Tom Bevan has a post, “Reagan’s Shadow” at The Real Clear Politics Blog, predicting that the current crop of GOP presidential candidates will “work to invoke his name and associate themselves with his legacy” in the months ahead, beginning with the first GOP presidential debates at the — you guessed it — Reagan Presidential Library on May 3rd. The idea being that the public needs to be reminded that Republicans once ruled without serial blundering, scandals and foreign policy disasters of epic proportions on an almost daily basis. Reagan nostalgia is likely to become even more of a cottage industry with conservatives and lapdog media as we approach November ’08. Some polling outfits have apparently bought into the meme, as Bevan notes:

The polling firm Strategic Vision recently began asking Republicans in six states whether they believe George W. Bush is “a conservative in the mode of Ronald Reagan.” The results were surprisingly consistent and overwhelmingly negative: 62% of Republicans in Florida answered “no.” The numbers were even worse in the five other states: 68% in Wisconsin, 69% in Pennsylvania, 71% in Michigan, 77% in Iowa and 78% in Georgia.

Even asking such a question suggests that Reagan mythology is still thriving. Reagan, not Lincoln, is clearly the GOP’s internal standard for measuring their candidates, and no doubt, the GOP’s ’08 field will strive to appear more “Reaganesque” as the campaign wears on, just as some Democrats tried to emulate JFK’s persona over the years with less than impressive results. With a few exceptions, the MSM gave the Reagan “legacy” a free pass in the wake of his death, thereby allowing the Reagan myth to grow in stature. By the time summer ’08 rolls around, it will be “Bush who?,” and Reagan’s name and image will be invoked ad nauseum at the GOP convention and during the fall campaign as the GOP’s preeminent symbol. The Democratic attitude should be “Bring it on.”
Democrats, including party leaders and the progressive blogosphere should be ready to demolish the Reagan mythology. Fortunately, this will not be hard, and there are plenty of resources. Probably no source has been more vigilant than The Nation. Start with The Nation’s editorial “The Reagan Legacy,” a succinct wrap-up of the damage done by the Gipper. Proceed to Alexander Cockburn’s blistering essay “Reagan in Truth and Fiction.”
An interesting handful of articles about the most treasured myth of Reagan-worshippers, that he single-handedly won the cold war, can be accessed at this link. For a good overview of the damage done by “Reaganomics,” check out Steve Kangas’ “The Reagan Years:A Statistical Overview of the 1980s.” Walter Field’s “No Tears for Reagan” at BlackAmericaToday.com explains how Reagan obstructed Civil Rights gains.
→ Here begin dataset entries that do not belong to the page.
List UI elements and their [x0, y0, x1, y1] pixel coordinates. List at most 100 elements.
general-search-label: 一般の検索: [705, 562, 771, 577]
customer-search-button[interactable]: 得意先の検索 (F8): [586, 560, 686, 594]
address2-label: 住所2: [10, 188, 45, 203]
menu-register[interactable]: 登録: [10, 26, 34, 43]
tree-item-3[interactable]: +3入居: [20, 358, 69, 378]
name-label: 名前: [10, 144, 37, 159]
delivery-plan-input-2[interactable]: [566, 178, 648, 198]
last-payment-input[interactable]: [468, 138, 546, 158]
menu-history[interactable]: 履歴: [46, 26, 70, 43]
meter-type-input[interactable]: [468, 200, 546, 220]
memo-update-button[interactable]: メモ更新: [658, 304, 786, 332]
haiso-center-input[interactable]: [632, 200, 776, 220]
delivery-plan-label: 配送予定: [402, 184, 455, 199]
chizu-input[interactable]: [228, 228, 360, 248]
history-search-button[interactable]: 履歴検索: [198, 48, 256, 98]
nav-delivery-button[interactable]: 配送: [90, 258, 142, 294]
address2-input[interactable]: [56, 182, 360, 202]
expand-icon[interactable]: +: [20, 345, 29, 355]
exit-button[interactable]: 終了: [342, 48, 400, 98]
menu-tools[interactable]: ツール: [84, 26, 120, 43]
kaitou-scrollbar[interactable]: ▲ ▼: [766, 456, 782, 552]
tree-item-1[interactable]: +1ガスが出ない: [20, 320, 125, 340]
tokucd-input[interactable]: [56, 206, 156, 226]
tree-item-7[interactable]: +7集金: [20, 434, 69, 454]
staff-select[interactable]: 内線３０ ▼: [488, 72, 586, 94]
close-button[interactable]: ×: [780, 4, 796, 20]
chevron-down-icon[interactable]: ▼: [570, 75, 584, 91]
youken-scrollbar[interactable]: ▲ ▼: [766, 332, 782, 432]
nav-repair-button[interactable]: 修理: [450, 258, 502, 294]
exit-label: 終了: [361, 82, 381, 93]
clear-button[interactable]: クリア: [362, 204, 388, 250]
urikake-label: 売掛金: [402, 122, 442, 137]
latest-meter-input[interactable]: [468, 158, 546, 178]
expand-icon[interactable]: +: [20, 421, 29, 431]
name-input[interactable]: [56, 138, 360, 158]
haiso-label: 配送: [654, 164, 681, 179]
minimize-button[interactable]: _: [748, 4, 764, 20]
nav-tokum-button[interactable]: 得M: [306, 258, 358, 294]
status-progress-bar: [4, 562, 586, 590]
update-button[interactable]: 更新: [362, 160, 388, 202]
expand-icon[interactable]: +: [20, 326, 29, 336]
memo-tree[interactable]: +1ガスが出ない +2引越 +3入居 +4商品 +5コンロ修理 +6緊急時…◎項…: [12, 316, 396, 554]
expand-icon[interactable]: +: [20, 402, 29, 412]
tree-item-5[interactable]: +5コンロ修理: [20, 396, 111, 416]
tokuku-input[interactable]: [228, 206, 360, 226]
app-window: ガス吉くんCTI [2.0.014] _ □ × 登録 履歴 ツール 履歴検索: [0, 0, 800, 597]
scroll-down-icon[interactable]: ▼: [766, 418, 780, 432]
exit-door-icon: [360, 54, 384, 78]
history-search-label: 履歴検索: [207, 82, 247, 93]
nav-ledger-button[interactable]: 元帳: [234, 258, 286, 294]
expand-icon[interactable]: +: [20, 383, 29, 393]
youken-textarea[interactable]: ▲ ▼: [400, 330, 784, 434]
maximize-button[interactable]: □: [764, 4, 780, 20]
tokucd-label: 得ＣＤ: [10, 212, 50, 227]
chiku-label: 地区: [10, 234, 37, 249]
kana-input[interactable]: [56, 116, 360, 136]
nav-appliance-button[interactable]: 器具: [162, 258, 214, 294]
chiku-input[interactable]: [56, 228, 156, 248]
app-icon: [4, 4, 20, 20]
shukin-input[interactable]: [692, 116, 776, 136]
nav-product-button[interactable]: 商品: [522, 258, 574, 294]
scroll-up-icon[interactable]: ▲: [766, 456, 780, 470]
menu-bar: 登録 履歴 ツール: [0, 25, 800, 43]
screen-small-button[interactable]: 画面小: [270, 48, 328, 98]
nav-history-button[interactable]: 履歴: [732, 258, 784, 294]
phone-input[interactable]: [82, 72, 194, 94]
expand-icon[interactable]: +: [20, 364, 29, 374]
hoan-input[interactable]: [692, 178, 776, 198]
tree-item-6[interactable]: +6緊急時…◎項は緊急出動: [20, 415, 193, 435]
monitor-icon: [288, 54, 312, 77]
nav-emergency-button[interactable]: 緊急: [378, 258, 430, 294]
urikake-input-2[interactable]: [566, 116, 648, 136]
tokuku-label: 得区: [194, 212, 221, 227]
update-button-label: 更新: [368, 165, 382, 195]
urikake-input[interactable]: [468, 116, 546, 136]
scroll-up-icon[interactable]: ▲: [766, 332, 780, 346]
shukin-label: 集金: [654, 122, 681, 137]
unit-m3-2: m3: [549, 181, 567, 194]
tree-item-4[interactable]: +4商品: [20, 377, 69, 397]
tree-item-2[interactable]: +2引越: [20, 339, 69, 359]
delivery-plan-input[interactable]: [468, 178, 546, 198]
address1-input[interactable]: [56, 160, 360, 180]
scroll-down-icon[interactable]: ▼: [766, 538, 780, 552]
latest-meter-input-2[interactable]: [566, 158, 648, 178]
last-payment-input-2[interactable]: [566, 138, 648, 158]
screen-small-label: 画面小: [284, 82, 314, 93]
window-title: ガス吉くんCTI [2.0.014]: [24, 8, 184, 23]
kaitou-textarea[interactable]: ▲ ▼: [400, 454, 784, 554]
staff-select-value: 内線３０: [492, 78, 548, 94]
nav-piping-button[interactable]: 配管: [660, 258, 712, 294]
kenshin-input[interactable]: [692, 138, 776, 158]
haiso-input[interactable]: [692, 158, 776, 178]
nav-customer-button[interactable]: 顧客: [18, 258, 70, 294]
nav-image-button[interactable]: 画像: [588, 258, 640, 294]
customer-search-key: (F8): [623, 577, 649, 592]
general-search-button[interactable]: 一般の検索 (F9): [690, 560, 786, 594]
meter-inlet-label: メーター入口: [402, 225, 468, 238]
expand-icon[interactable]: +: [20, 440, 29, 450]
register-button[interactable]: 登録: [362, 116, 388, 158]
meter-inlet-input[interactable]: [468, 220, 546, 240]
The GOP will almost certainly wield the Reagan Myth with increasing frequency during the campaign ahead, if only because they have nothing else to project in a positive light. Democrats are not running against Reagan, but some well-crafted sound bites about Reagan’s real record whenever his name is exalted will help show voters which candidates — and which party — tell it straight.